De rechtbank onderschrijft daarom de medische grondslag van het bestreden besluit.
5. Met betrekking tot de arbeidsdeskundige beoordeling overweegt de rechtbank als volgt. Op basis van de FML van de primaire arts zijn de volgende functies geschikt geacht voor eiseres: productiemedewerker industrie (samenstellen van producten) (SBC-code 111180), wikkelaar (nieuw en revisie) (SBC-code 267053) en samensteller kunststof en rubberproducten (SBC-code 271130. Ook zijn er nog twee reservefuncties geduid.

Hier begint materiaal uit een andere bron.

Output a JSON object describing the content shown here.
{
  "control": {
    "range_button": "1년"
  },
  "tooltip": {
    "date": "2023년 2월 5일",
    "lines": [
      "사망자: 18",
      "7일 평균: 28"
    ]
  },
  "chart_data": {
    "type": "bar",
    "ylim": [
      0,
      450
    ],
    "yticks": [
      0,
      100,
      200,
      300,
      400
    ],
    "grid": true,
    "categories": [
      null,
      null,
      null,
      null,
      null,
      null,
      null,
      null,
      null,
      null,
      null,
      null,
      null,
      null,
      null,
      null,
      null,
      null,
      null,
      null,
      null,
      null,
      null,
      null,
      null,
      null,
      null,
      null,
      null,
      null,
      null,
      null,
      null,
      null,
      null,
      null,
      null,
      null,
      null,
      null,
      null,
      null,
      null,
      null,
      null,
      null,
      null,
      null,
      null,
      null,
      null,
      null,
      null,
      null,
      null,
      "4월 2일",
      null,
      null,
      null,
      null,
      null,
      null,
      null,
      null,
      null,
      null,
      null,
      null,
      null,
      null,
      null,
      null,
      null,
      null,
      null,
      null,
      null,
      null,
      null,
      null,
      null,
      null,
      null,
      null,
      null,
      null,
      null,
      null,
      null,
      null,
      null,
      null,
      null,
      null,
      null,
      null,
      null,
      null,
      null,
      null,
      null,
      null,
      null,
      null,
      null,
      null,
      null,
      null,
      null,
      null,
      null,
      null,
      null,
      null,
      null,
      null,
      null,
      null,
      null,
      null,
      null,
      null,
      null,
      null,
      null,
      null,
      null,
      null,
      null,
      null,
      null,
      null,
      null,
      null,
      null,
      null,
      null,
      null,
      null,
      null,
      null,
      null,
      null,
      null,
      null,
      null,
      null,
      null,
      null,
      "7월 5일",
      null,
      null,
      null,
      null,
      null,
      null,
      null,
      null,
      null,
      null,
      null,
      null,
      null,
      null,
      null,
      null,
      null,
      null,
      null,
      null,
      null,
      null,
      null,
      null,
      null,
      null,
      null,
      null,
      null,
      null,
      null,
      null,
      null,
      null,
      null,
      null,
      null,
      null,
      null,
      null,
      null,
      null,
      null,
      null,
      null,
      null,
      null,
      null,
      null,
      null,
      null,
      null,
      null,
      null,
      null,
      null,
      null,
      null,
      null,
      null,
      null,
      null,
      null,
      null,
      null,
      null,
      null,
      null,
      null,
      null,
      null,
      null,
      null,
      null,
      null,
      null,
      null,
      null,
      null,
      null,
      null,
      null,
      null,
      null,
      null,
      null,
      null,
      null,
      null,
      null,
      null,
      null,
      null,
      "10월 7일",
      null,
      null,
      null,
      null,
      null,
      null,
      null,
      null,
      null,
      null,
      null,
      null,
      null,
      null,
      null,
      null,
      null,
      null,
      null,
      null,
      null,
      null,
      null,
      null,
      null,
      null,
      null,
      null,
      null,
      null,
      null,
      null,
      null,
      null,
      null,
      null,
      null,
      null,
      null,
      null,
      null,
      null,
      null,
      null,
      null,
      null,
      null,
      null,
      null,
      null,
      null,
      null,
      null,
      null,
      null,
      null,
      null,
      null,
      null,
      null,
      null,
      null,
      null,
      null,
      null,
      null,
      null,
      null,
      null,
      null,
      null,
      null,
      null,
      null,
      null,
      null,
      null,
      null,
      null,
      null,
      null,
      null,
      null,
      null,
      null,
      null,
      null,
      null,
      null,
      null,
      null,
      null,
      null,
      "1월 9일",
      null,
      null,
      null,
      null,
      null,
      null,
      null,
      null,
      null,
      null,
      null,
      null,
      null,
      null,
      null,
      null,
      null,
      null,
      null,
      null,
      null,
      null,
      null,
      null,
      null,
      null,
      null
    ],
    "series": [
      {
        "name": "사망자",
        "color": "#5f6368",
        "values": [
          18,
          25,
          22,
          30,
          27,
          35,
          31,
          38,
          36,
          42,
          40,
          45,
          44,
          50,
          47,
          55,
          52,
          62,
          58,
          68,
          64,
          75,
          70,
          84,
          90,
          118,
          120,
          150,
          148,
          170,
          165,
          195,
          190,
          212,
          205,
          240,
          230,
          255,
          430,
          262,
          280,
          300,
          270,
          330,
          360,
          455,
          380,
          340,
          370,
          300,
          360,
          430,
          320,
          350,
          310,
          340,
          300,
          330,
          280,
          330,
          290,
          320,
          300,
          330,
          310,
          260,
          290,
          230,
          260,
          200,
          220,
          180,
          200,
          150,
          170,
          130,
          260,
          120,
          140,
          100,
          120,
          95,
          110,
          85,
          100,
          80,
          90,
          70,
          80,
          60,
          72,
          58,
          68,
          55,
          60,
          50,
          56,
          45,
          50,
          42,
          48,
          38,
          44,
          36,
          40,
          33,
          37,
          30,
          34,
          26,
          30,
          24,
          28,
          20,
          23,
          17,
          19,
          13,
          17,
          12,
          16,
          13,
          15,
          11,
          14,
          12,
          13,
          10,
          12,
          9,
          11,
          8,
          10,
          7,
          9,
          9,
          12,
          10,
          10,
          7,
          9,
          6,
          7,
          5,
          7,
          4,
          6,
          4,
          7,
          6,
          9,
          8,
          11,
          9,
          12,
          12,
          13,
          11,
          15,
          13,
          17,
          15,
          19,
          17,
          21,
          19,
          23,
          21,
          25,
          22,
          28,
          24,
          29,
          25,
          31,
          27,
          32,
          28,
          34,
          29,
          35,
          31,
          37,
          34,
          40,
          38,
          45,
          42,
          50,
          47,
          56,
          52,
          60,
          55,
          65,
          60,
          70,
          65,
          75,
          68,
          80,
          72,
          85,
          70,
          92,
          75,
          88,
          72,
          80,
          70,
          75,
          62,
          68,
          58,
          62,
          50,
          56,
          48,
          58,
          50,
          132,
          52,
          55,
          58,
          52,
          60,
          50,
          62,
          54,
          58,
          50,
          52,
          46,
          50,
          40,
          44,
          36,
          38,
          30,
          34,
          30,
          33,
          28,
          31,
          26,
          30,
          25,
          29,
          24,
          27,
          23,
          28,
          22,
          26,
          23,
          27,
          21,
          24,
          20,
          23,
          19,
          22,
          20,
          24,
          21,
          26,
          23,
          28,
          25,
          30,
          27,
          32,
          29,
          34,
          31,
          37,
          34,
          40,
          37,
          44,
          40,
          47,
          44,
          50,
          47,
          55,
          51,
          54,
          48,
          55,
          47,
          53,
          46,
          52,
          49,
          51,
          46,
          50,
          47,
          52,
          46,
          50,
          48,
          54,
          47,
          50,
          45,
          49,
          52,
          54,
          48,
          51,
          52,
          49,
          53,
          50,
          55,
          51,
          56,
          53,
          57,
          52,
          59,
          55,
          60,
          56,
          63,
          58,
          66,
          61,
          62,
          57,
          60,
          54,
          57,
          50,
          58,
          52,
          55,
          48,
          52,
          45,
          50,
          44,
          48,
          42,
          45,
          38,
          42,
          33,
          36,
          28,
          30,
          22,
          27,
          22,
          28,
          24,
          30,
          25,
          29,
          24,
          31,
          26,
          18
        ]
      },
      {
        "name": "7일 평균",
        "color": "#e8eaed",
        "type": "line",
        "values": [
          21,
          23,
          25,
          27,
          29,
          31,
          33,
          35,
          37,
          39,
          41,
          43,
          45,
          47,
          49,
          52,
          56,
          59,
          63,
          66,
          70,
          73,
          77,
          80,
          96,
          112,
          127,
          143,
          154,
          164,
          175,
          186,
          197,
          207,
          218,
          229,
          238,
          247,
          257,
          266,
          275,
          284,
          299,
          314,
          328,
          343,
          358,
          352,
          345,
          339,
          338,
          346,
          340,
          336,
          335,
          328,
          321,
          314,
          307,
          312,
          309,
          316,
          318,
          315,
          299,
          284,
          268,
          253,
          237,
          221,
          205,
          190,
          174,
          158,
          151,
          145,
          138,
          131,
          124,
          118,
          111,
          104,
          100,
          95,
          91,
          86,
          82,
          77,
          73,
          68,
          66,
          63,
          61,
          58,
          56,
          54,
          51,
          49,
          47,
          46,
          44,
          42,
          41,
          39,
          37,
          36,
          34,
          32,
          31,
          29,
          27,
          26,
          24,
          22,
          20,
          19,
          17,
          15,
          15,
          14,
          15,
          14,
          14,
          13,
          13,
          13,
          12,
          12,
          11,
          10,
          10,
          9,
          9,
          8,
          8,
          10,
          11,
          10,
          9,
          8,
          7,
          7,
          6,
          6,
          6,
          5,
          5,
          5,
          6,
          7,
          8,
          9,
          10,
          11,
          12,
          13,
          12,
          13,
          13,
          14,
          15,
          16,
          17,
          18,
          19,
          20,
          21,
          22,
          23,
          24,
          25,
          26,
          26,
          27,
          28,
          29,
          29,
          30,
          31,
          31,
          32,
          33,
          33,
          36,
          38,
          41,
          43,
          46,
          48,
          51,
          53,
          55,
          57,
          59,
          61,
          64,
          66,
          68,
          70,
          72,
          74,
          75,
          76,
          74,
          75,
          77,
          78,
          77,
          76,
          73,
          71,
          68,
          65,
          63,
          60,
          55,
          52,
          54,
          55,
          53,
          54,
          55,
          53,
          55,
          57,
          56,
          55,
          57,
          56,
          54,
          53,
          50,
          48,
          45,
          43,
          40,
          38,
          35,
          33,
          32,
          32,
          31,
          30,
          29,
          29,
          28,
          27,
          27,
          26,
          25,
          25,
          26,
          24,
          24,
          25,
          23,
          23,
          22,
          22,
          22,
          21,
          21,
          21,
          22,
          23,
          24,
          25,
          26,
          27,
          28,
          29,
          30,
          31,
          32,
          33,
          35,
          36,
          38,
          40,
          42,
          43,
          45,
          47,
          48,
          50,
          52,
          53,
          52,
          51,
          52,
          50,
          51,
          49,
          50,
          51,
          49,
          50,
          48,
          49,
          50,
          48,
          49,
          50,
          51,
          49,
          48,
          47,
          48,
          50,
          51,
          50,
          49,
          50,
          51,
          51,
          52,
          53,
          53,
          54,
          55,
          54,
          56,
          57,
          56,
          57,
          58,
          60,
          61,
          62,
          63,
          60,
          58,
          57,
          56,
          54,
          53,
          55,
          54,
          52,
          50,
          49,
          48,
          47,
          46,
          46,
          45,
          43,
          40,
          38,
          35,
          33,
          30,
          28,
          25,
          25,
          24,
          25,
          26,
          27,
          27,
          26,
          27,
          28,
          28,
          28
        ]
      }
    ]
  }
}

Uitgaande van de juistheid van de FML ziet de rechtbank geen aanleiding om te twijfelen aan de geschiktheid van eiseres voor de geduide functies.
6. Het vorenstaande betekent dat aan eiseres terecht en op goede gronden met ingang van 13 februari 2019 een WIA-uitkering heef toegekend, naar de mate van arbeidsongeschiktheid van 41,97%.
7. Het beroep is ongegrond.
8. Voor een proceskostenveroordeling bestaat geen aanleiding.

Beslissing

De rechtbank verklaart het beroep ongegrond.
Deze uitspraak is gedaan op 21 april 2020 door mr. D.A.J. Overdijk, rechter, in aanwezigheid van mr. L. Lemmen, griffier. Als gevolg van de maatregelen rondom het Corona virus is deze uitspraak nu niet uitgesproken op een openbare uitsprakenzitting. Dat zal op een later moment alsnog gebeuren. Deze uitspraak wordt zo snel mogelijk gepubliceerd op www.rechtspraak.nl.
De griffier is verhinderd te tekenen.
griffier rechter
Afschrift verzonden aan partijen op:

Rechtsmiddel

Tegen deze uitspraak kan binnen zes weken na de dag van verzending daarvan hoger beroep worden ingesteld bij de Centrale Raad van Beroep. Als hoger beroep is ingesteld, kan bij de voorzieningenrechter van de hogerberoepsrechter worden verzocht om het treffen van een voorlopige voorziening.

Voetnoten

1.Zie de uitspraak van de CRvB van 28 oktober 2016, ECLI:NL:CRVB:2016:4133.
2.Zie bijvoorbeeld de uitspraak van de CRvB van 12 december 2019, ECLI:NL:CRVB:2019:4019.